"Is it necessary to know? I offer a hundred crowns, fifty to be paid to you if you agree, and fifty on the completion of the affair."
"A matter of the dagger?"
"That is for you to decide."
The bandit almost saw the snarl on di Lippo's lips as he dropped out slowly: "You are too cautious, my friend--you think to the skin. The rack will come whether you do my business or not." The words were not exactly calculated to soothe, and called up an unpleasant vision before the robber's eyes. A sudden access of wrath shook him. "Begone, signore!" he burst out, "lest my patience exhausts itself, and I give you a bed in the snow. Why I have spared your life, I know not. Begone; warm yourself with a walk----"
"I will pay a hundred crowns," interrupted di Lippo.
"A hundred devils--begone!"
"As you please. Remember, it is a hundred crowns, and, on the faith of a noble, I say nothing about tonight. Where can I find you, in case you change your mind? A hundred crowns is a comfortable sum of money, mind you."

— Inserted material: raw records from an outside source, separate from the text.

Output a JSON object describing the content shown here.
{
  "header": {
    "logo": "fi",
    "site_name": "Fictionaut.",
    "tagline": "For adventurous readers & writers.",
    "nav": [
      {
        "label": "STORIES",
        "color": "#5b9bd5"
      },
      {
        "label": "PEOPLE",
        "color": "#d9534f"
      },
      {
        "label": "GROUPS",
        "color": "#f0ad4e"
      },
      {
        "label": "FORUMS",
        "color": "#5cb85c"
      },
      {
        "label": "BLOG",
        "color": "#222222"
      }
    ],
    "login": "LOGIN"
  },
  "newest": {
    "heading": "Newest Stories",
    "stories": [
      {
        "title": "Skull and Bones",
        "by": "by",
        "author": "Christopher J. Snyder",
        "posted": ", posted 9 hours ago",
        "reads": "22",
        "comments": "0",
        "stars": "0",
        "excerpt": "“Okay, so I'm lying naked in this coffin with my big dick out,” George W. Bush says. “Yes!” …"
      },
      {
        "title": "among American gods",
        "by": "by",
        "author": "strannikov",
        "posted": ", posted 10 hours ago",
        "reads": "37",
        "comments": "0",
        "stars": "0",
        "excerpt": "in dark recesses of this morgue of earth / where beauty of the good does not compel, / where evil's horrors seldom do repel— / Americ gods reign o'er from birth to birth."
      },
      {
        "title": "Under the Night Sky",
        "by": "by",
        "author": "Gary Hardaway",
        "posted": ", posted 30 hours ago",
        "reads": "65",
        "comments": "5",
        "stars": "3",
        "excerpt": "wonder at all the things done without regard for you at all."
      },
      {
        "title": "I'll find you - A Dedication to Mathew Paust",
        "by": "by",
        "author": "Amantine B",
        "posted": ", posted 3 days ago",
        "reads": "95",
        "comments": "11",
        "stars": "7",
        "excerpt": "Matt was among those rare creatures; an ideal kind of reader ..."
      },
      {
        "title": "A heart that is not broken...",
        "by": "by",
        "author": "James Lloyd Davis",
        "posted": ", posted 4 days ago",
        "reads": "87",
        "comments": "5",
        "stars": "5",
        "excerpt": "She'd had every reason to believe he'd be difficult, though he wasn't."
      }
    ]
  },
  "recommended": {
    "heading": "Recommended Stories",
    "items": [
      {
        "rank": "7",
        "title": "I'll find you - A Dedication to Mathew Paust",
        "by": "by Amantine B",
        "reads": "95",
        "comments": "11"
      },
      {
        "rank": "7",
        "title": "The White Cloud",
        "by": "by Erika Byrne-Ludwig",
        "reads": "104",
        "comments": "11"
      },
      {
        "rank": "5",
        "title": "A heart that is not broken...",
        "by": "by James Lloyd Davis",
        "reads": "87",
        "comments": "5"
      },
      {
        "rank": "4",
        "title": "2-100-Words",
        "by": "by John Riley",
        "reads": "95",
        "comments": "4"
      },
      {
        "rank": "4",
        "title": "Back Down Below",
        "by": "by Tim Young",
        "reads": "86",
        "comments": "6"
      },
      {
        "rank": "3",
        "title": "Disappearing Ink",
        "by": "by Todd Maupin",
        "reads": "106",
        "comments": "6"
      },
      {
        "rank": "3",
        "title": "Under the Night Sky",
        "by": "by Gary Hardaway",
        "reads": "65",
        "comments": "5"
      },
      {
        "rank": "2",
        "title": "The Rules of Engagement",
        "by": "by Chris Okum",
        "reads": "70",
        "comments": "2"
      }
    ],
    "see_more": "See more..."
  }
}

There was no excitement about di Lippo. He spoke slowly and distinctly. His cool voice neither rose nor dropped, but he spoke in a steady, chill monotone. A hundred crowns was a comfortable sum of money. It was a sum not to be despised. For a tithe of that--nay, for two pistoles--the Captain Guido Moratti would have risked his life twice over, things had come to such a pass with him. Highway robbery was not exactly his line, although sometimes, as on this occasion, he had been driven to it by the straits of the times. But suppose this offer was a blind? Suppose the man before him merely wanted to know where to get at him, to hand him over to the tender mercies of the thumbscrew and the rack? On the other hand, the man might be in earnest--and a hundred crowns! He hesitated.
"A--hun--dred--crowns." The cavaliere repeated these words, and there was a silence. Finally the bandit spoke:
"I frankly confess, signore, that stealing purses, even as I have done to-day, is not my way; but a man must live. If you mean what you say, there must be no half-confidences. Tell me who you are, and I will tell you where to find me."